Keyes v. Schumm

Bertolet, 3.

The plaintiff avers in his statement that the defendant was the payee and holder of a note of which the plaintiff was the maker, dated Nov. 27, 1923, and payable at the Northeastern Trust Company, of Reading, Pa., sixty days after date; that certain shares of stock were put up by him as collateral security for the payment of the note; that the defendant agreed to return the stock upon payment of the note (see Exhibit “A”) ; that on Dec. 29, 1923, the plaintiff tendered payment of the note, with interest, to the trust company and demanded return of the collateral, but was informed that neither the note nor the collateral were then in the trust company’s possession; that several times before and on Jan. 16, 1924, the plaintiff tendered payment of the note to the defendant and his attorney and made demand for the collateral; that the defendant and his attorney refused to accept payment and deliver up the collateral; that because of defendant’s failure to deliver up the collateral the plaintiff was prevented from accepting a bona fide offer of $25,000 to buy the stock, conditioned upon its delivery on or before Jan. 16, 1924; that the defendant had notice of the offer; that the stock became worthless, due to the company’s insolvent condition, and, as a result of the defendant’s conduct, he has sustained damages in the above amount.

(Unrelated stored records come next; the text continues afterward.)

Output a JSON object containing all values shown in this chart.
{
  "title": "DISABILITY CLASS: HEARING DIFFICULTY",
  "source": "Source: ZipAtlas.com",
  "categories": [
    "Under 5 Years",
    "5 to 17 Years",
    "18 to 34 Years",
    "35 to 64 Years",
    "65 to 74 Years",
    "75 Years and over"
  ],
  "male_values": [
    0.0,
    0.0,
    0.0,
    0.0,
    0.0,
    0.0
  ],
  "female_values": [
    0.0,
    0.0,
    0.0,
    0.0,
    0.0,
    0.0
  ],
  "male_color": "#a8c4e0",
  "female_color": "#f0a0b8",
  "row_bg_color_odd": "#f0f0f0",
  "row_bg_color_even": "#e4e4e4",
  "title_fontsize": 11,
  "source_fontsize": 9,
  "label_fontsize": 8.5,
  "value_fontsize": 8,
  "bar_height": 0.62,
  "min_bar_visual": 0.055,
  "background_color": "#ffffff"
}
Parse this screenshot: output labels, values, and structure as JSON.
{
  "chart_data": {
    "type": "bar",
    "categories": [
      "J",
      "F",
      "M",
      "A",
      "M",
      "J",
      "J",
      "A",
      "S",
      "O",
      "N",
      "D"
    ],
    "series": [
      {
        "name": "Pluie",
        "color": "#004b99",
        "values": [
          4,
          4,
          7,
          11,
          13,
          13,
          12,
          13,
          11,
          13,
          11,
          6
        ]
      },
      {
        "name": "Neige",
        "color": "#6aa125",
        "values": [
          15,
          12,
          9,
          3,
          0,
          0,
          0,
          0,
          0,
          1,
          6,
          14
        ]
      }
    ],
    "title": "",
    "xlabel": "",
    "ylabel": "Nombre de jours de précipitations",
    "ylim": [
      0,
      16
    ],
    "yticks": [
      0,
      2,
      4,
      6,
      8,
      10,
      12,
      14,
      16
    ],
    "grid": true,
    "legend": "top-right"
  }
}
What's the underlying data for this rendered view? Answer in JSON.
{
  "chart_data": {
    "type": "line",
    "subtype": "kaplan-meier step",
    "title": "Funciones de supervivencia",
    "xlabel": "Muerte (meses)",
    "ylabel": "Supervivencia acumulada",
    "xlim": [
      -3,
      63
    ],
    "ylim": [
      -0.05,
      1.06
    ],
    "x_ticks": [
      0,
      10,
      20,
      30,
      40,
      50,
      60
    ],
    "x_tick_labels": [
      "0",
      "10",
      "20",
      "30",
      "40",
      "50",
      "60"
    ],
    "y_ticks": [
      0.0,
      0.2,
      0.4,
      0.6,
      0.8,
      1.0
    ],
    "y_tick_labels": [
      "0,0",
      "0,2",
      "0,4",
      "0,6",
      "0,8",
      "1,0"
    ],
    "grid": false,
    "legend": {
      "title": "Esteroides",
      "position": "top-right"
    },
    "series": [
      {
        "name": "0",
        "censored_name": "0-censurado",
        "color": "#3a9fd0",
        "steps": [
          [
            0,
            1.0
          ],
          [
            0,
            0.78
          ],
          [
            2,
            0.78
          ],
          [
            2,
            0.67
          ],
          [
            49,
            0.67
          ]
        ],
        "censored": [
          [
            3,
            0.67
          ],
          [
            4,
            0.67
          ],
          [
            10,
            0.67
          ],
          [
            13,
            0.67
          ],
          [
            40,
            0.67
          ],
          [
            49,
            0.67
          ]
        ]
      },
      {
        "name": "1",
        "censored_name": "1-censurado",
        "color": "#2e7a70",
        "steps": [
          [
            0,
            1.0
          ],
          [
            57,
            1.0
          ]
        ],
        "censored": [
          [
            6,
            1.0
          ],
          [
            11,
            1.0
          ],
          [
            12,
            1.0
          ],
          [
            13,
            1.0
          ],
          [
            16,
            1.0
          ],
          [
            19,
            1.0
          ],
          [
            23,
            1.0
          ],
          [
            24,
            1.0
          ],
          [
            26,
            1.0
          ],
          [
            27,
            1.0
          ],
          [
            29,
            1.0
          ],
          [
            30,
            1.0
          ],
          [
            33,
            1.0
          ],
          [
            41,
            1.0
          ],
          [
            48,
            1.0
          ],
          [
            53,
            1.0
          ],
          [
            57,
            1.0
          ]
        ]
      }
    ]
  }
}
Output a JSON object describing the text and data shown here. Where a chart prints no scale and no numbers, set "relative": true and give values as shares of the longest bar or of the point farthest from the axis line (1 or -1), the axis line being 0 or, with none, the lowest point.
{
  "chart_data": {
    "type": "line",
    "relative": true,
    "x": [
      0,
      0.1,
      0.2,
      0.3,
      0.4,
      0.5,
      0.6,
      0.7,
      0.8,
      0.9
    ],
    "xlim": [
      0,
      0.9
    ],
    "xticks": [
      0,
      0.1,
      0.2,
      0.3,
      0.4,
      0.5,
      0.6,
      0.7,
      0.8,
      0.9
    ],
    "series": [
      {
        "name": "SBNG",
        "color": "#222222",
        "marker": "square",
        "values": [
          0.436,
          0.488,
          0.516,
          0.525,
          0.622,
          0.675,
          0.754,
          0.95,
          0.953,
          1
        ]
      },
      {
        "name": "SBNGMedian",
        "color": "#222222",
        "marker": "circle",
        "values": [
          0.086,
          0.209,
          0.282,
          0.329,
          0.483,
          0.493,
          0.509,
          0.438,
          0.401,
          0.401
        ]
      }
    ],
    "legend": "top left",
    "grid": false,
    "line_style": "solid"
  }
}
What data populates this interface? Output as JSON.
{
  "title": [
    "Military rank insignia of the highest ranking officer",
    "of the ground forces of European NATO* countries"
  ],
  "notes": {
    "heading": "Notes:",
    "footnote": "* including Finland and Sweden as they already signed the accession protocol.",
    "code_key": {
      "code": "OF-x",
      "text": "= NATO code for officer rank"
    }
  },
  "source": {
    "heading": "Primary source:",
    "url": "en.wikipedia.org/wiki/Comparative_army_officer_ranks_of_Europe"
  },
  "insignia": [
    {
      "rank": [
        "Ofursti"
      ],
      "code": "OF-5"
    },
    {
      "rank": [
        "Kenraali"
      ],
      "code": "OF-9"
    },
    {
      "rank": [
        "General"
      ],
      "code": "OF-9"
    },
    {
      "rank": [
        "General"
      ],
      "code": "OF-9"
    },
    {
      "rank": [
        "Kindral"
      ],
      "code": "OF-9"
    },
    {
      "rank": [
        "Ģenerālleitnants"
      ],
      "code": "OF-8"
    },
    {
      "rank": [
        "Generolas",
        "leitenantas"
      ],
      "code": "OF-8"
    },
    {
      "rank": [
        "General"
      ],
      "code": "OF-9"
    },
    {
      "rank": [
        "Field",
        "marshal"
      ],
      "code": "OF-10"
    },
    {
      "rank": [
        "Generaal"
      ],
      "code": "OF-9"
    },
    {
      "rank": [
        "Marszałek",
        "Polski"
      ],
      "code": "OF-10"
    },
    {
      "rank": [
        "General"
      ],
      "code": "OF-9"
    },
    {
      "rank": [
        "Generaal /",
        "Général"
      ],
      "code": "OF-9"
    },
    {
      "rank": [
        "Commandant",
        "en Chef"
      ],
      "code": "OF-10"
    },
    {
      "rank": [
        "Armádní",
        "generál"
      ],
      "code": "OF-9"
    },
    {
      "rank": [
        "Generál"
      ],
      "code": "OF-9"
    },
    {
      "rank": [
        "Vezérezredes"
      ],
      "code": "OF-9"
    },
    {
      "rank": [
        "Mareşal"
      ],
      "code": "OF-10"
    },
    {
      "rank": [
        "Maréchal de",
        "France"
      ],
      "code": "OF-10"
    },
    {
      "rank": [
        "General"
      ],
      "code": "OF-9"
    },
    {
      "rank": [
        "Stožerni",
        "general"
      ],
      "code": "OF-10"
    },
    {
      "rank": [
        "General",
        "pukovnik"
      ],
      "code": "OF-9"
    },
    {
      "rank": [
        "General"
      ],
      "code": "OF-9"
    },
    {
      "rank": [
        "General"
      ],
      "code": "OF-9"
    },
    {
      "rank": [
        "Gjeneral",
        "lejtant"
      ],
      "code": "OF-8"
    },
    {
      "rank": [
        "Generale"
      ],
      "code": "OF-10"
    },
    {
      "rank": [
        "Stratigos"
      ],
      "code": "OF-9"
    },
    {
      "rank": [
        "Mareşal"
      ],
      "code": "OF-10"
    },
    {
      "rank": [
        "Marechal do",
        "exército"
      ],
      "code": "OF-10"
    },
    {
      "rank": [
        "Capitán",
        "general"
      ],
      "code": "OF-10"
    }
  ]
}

The defendant has filed an affidavit of defence raising questions of law, saying that the plaintiff’s statement shows no cause of action, because it shows no right in the plaintiff to pay the note before maturity, i. e., before Jan. 27, 1924, or obligation on the part of the defendant to accept payment, and, therefore, no right to a return of the hypothecated stock before that time, but that, on the contrary, under the agreement between the parties (Exhibit “B” of plaintiff’s statement), dated the same day as the note, it was expressly understood that the plaintiff should pay the note at maturity, after which the defendant should redeliver the stock held as security; that as the plaintiff had neither possession nor right to possession of the stock when he received the alleged offer to buy it, conditioned on delivery not later than Jan. 16th, he was not in a position to execute a sale, and that, therefore, the defendant cannot in law be held responsible for the plaintiff’s alleged loss so arising.

Payment of the note can only be made before maturity by consent of both debtor and creditor: 2 Daniel on “Negotiable Instruments,” 1391; and at page 1394, “if the debtor, from the prospect of some benefit by the rate of exchange or otherwise, should offer payment before the term arrives, the creditor is not bound to take it, since the term of payment is a condition of the bill or note fixed equally for the behoof of both parties.” To like effect are Thompson on Bills, 246; Story on Bills, 415, and Byles on Bills (Sharswood Edition), 356. In 8 Corpus Juris, § 840, page 603, it is said that the maker of a note has no right to pay it before maturity without the consent of the holder, and that the latter may decline payment tendered before maturity.

*312The owner of notes made to mature at fixed dates, not on or before such dates, has the right to decline to receive payment thereof before the time fixed for their maturity: Burns v. True, 24 S. W. Repr. 338; and in Kelly v. Collins, 56 S. W. Repr. 997, it was said: “It appears that the note, while payable at the bank, was not mature at the time the tender was made, and, of course, the payee of a note cannot be compelled to accept the sum expressed therein until it is due. Consequently, the tender in this case was not a legal tender.”

Given the defendant’s right to decline to receive payment of his note before Jan. 27, 1924, his right to refuse redelivery to the plaintiff of the security put up with it follows, and if the defendant owed the plaintiff no such duty, he cannot be held responsible for the plaintiff’s alleged loss.

The questions of law raised by the defendant’s affidavit of defence must be and are decided in favor of the defendant, and judgment is accordingly entered against the plaintiff.

From Wellington M. Bertolet, Reading, Pa.